My first reaction to the "all or nothing" approach to backup was negative...
I want to decide what to back up and when. But after I've used it for a
while, I've grown to like that approach. Disk space is just too cheap and
those decisions are just a speed bump that might prevent me from taking a
backup at all. Or from backing up everything I should.
That was the design philosophy, as I understand it, and now I agree. I have
an 80GB system and with an external 150GB I can take a file backup everyday
for weeks and the occasional CompletePC backup when things are installed.
It's very handy.
It would be nice to be able to specify when to start a fresh backup set. I
do that now by partitioning the external drive into two logical drives. When
one fills up I switch to the other.
I'm not so happy with Restore however.
Having to boot the CD to do a CompletePC restore is silly. Having an option
to install a recovery environment to a separate partition seems like it would
be simple enough. I guess I can do it by downloading 1GB of tools, but...
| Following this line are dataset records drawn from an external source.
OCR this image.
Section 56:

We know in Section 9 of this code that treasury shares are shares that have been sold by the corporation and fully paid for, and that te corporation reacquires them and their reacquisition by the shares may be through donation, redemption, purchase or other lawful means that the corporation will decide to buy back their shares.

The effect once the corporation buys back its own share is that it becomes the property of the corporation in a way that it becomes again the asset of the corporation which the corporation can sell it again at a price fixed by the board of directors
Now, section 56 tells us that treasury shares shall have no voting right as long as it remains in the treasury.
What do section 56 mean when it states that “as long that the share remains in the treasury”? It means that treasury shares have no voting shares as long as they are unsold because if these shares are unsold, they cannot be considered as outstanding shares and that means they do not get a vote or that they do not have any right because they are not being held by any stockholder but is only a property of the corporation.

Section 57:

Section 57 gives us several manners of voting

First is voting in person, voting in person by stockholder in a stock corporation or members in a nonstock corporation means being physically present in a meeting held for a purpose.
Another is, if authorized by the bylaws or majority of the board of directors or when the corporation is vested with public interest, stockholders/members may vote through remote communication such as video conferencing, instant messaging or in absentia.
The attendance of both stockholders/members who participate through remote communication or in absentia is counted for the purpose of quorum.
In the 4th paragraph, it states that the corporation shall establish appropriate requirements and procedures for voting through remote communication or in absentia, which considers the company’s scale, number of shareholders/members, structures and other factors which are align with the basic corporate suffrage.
A bigger complaint is that the restore tries to be too simple. It's not like
having a one-click operation is necessary to convince me to restore my
system... I HAVE to restore my system. And it's extremely frustrating when I
get cryptic error messages about disk size, number of disks etc.
Problems I've had:
Wouldn't restore an image from an 80GB drive to another 80GB drive that
because it was a few hundred MB smaller when formatted. (In spite of the
system disk having 20GB free.)
Didn't like my drive configuration because it backed up from F and the new
disk installed as E. (I had to plug in a dummy IDE to get past that.)
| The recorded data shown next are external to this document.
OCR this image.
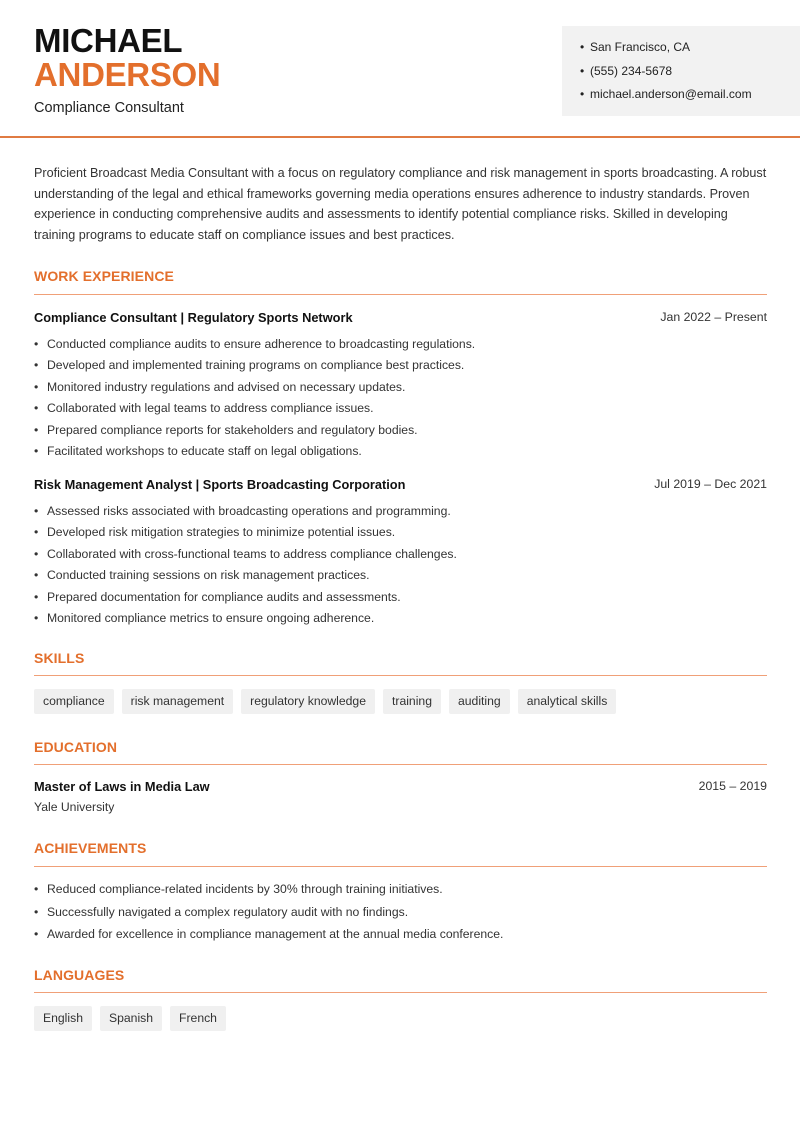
MICHAEL
ANDERSON
Compliance Consultant
• San Francisco, CA
• (555) 234-5678
• michael.anderson@email.com
Proficient Broadcast Media Consultant with a focus on regulatory compliance and risk management in sports broadcasting. A robust understanding of the legal and ethical frameworks governing media operations ensures adherence to industry standards. Proven experience in conducting comprehensive audits and assessments to identify potential compliance risks. Skilled in developing training programs to educate staff on compliance issues and best practices.
WORK EXPERIENCE
Compliance Consultant | Regulatory Sports Network	Jan 2022 – Present
• Conducted compliance audits to ensure adherence to broadcasting regulations.
• Developed and implemented training programs on compliance best practices.
• Monitored industry regulations and advised on necessary updates.
• Collaborated with legal teams to address compliance issues.
• Prepared compliance reports for stakeholders and regulatory bodies.
• Facilitated workshops to educate staff on legal obligations.
Risk Management Analyst | Sports Broadcasting Corporation	Jul 2019 – Dec 2021
• Assessed risks associated with broadcasting operations and programming.
• Developed risk mitigation strategies to minimize potential issues.
• Collaborated with cross-functional teams to address compliance challenges.
• Conducted training sessions on risk management practices.
• Prepared documentation for compliance audits and assessments.
• Monitored compliance metrics to ensure ongoing adherence.
SKILLS
compliance	risk management	regulatory knowledge	training	auditing	analytical skills
EDUCATION
Master of Laws in Media Law	2015 – 2019
Yale University
ACHIEVEMENTS
• Reduced compliance-related incidents by 30% through training initiatives.
• Successfully navigated a complex regulatory audit with no findings.
• Awarded for excellence in compliance management at the annual media conference.
LANGUAGES
English	Spanish	French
Installs to a RAID card drive when configured with one JBOD disk, but not
when configured as RAID 1. (Which sort of defeats the purpose of having a
RAID card. This is a Promise card listed on the Hardward Compatibility site.)
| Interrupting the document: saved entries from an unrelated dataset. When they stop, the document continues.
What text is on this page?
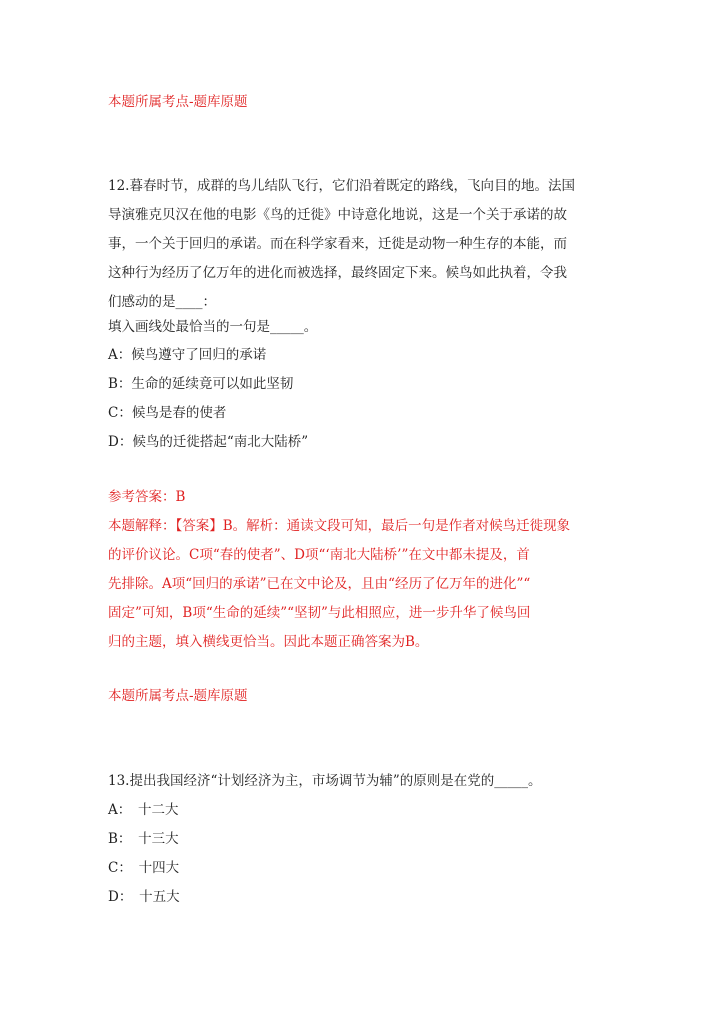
本题所属考点-题库原题
12.暮春时节，成群的鸟儿结队飞行，它们沿着既定的路线，飞向目的地。法国
导演雅克贝汉在他的电影《鸟的迁徙》中诗意化地说，这是一个关于承诺的故
事，一个关于回归的承诺。而在科学家看来，迁徙是动物一种生存的本能，而
这种行为经历了亿万年的进化而被选择，最终固定下来。候鸟如此执着，令我
们感动的是____：
填入画线处最恰当的一句是_____。
A：候鸟遵守了回归的承诺
B：生命的延续竟可以如此坚韧
C：候鸟是春的使者
D：候鸟的迁徙搭起“南北大陆桥”
参考答案：B
本题解释：【答案】B。解析：通读文段可知，最后一句是作者对候鸟迁徙现象
的评价议论。C项“春的使者”、D项“‘南北大陆桥’”在文中都未提及，首
先排除。A项“回归的承诺”已在文中论及，且由“经历了亿万年的进化”“
固定”可知，B项“生命的延续”“坚韧”与此相照应，进一步升华了候鸟回
归的主题，填入横线更恰当。因此本题正确答案为B。
本题所属考点-题库原题
13.提出我国经济“计划经济为主，市场调节为辅”的原则是在党的_____。
A：　十二大
B：　十三大
C：　十四大
D：　十五大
Maybe it's a card problem, but it's hard to troubleshoot with a lame error
like "not enough disks". The command line option sees the same configuration
So basically, there should have been a lot more effort put into making sure
that if it's a valid backup image and a reasonable system, Restore will let
you configure a way to get it on the machine. Sure, one-click is nice if you
haven't changed the configuration at all, but if the system is older, it's
quite likely you CAN'T get the same configuration after a failure. More
complicated scenarios are acceptable when I need to get my system back.